Делая монтажное построение, вы тоже должны складывать и раскладывать куски, комбинировать их до того момента, когда комбинация кусков ‘запоет’, потому что пока вы просто излагаете монтажом последовательность сюжета и последовательность отдельных кусков — это еще не имеет никакого отношения к искусству. Это чисто информационная реляция. А с того момента, когда комбинация кусков начинает подниматься в закономерность музыкального построения, тогда это начинает становиться тем, что нужно.
Мне важно, чтобы вы это поняли, еще и потому, что тот же процесс происходит при работе над цветовым фильмом. Самое серьезное — понять, как происходит отделение ‘цветовой музыки’ от бытовой раскраски вещи.

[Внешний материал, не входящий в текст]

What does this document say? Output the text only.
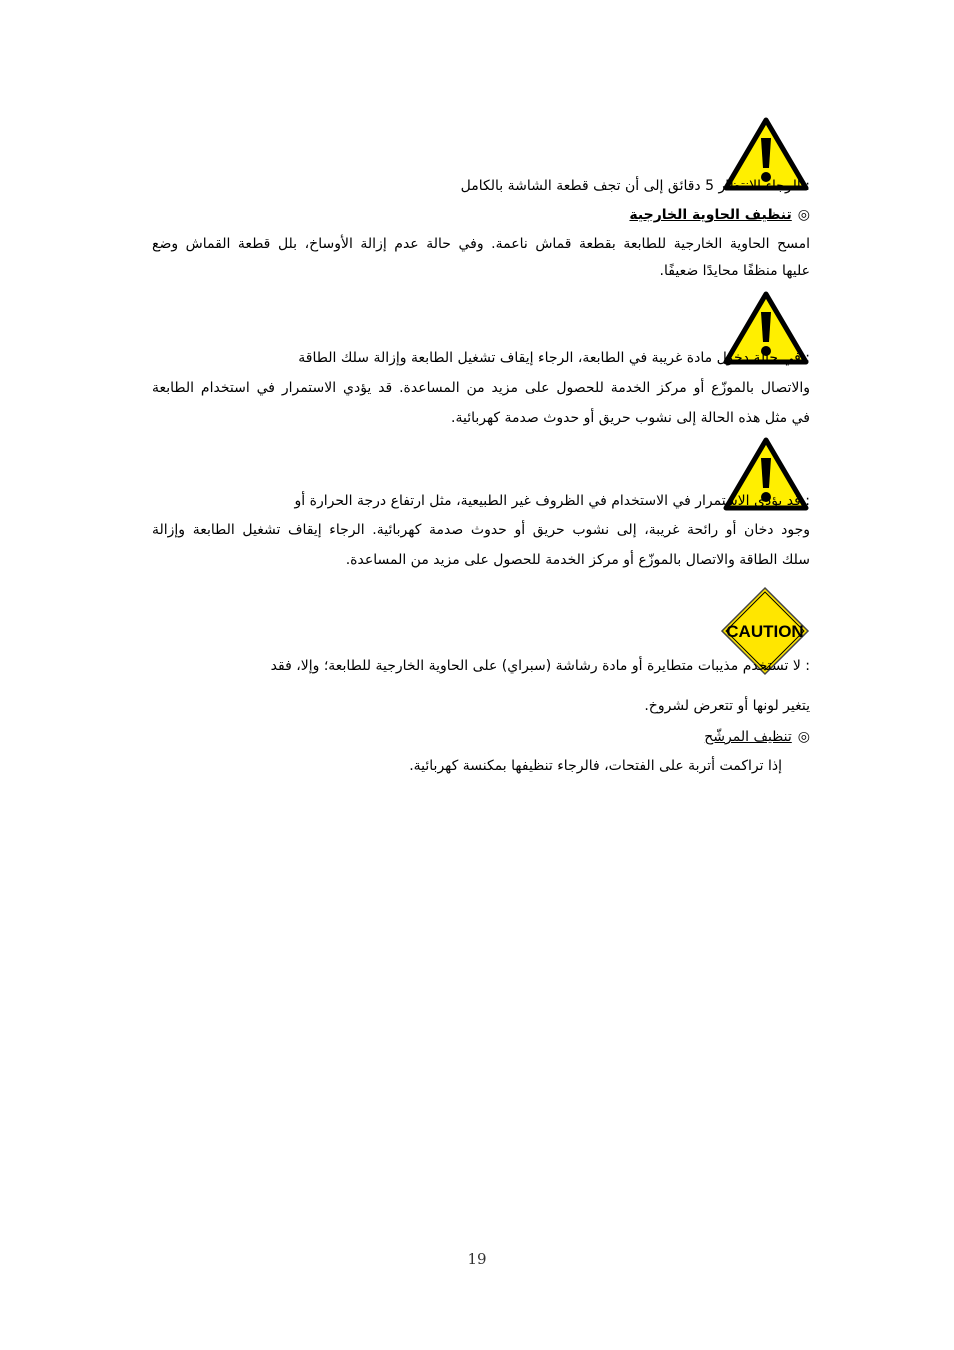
: الرجاء الانتظار 5 دقائق إلى أن تجف قطعة الشاشة بالكامل
◎
تنظيف الحاوية الخارجية
امسح الحاوية الخارجية للطابعة بقطعة قماش ناعمة. وفي حالة عدم إزالة الأوساخ، بلل قطعة القماش وضع
عليها منظفًا محايدًا ضعيفًا.
: في حالة دخول مادة غريبة في الطابعة، الرجاء إيقاف تشغيل الطابعة وإزالة سلك الطاقة
والاتصال بالموزّع أو مركز الخدمة للحصول على مزيد من المساعدة. قد يؤدي الاستمرار في استخدام الطابعة
في مثل هذه الحالة إلى نشوب حريق أو حدوث صدمة كهربائية.
: قد يؤدي الاستمرار في الاستخدام في الظروف غير الطبيعية، مثل ارتفاع درجة الحرارة أو
وجود دخان أو رائحة غريبة، إلى نشوب حريق أو حدوث صدمة كهربائية. الرجاء إيقاف تشغيل الطابعة وإزالة
سلك الطاقة والاتصال بالموزّع أو مركز الخدمة للحصول على مزيد من المساعدة.
CAUTION
: لا تستخدم مذيبات متطايرة أو مادة رشاشة (سبراي) على الحاوية الخارجية للطابعة؛ وإلا، فقد
يتغير لونها أو تتعرض لشروخ.
◎
تنظيف المرشّح
إذا تراكمت أتربة على الفتحات، فالرجاء تنظيفها بمكنسة كهربائية.
19
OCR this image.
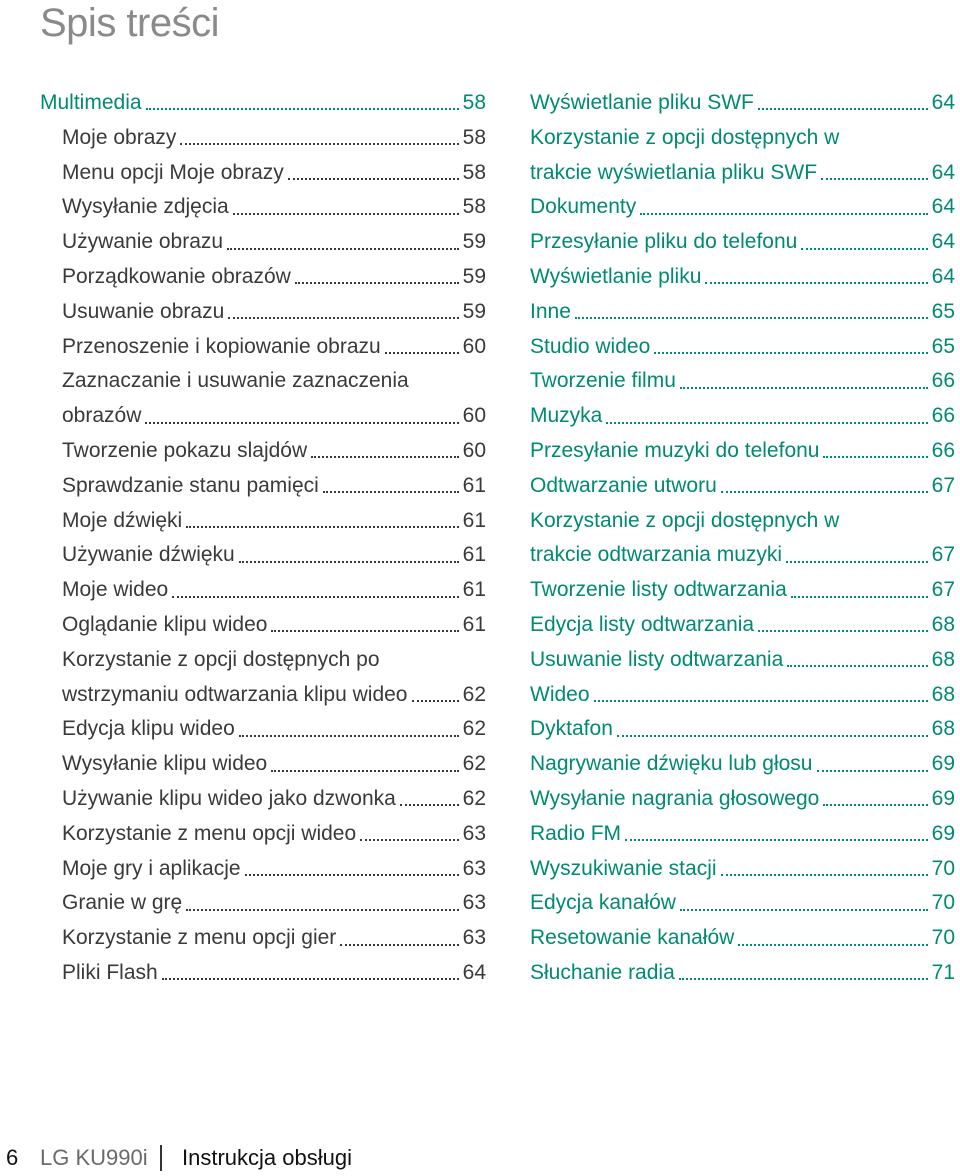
Spis treści
Multimedia	58
Moje obrazy	58
Menu opcji Moje obrazy	58
Wysyłanie zdjęcia	58
Używanie obrazu	59
Porządkowanie obrazów	59
Usuwanie obrazu	59
Przenoszenie i kopiowanie obrazu	60
Zaznaczanie i usuwanie zaznaczenia
obrazów	60
Tworzenie pokazu slajdów	60
Sprawdzanie stanu pamięci	61
Moje dźwięki	61
Używanie dźwięku	61
Moje wideo	61
Oglądanie klipu wideo	61
Korzystanie z opcji dostępnych po
wstrzymaniu odtwarzania klipu wideo	62
Edycja klipu wideo	62
Wysyłanie klipu wideo	62
Używanie klipu wideo jako dzwonka	62
Korzystanie z menu opcji wideo	63
Moje gry i aplikacje	63
Granie w grę	63
Korzystanie z menu opcji gier	63
Pliki Flash	64
Wyświetlanie pliku SWF	64
Korzystanie z opcji dostępnych w
trakcie wyświetlania pliku SWF	64
Dokumenty	64
Przesyłanie pliku do telefonu	64
Wyświetlanie pliku	64
Inne	65
Studio wideo	65
Tworzenie filmu	66
Muzyka	66
Przesyłanie muzyki do telefonu	66
Odtwarzanie utworu	67
Korzystanie z opcji dostępnych w
trakcie odtwarzania muzyki	67
Tworzenie listy odtwarzania	67
Edycja listy odtwarzania	68
Usuwanie listy odtwarzania	68
Wideo	68
Dyktafon	68
Nagrywanie dźwięku lub głosu	69
Wysyłanie nagrania głosowego	69
Radio FM	69
Wyszukiwanie stacji	70
Edycja kanałów	70
Resetowanie kanałów	70
Słuchanie radia	71
6 LG KU990i Instrukcja obsługi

Скажем, вы имеете черный, синий, красный цвета — как раскраску костюмов, мебели и т. д. Вам же важно, когда начинаете орудовать с цветовым фильмом, чтобы темы черного, синего, красного цветов становились бы самостоятельными выразительными темами. Реальный черный смазной сапог может быть поднят до ощущения черноты, которую вы в данном случае пользуете как трагический цвет.
Надо уметь делать так, чтобы голубой цвет обоев или обивки мебели оказывался не только цветом обивки мебели, но чтобы, когда это нужно, он имел свое эмоциональное чтение, связанное с каким-то определенным представлением.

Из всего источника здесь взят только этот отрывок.